Using Custom Datasets¶

VISSL allows adding custom datasets easily. Using a new custom dataset has 2 requirements:

Requirement1: The dataset name must be registered with VisslDatasetCatalog.
Requirement2: Users should ensure that the data source is supported by VISSL. By default, VISSL supports reading data from disk. If user data is loaded from a different data source, please add the new data source following the documentation.

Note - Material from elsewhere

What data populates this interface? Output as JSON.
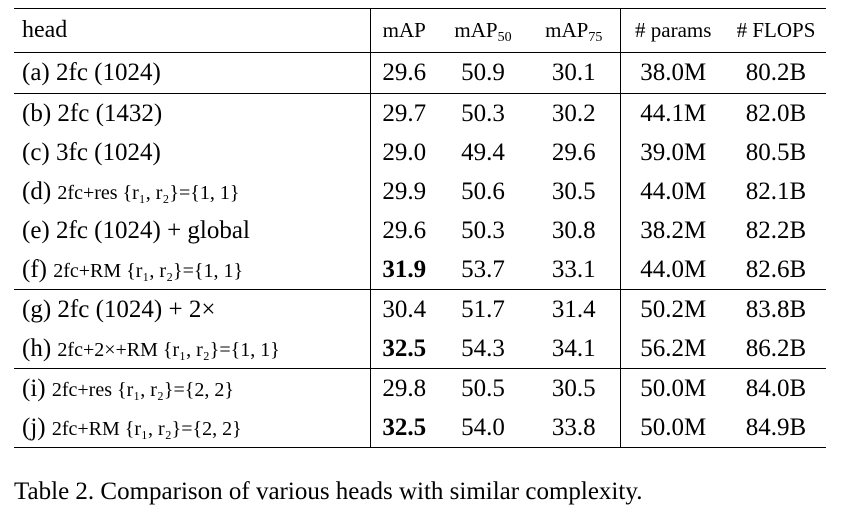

Follow the steps below to register and use the new dataset:

Step1: Register the dataset with VISSL. Given user dataset with dataset name my_new_dataset_name and path to the dataset train and test splits, users can register the dataset following:

from vissl.data.dataset_catalog import VisslDatasetCatalog

VisslDatasetCatalog.register_data(name="my_new_dataset_name", data_dict={"train": ... , "test": ...})

Note

VISSL also supports registering the dataset via a custom json file or or registering a python dict with your datasets. Please see our documentation on Using dataset_catalog.json

Step2 (Optional): If the dataset requires a new data source other than disk or supported disk formats (disk_folder or disk_filelist), please add the new data source to VISSL. Follow our documentation on Adding new dataset.
Step3: Test your dataset

DATA:
  TRAIN:
    DATA_SOURCES: [my_data_source]
    DATASET_NAMES: [my_new_dataset_name]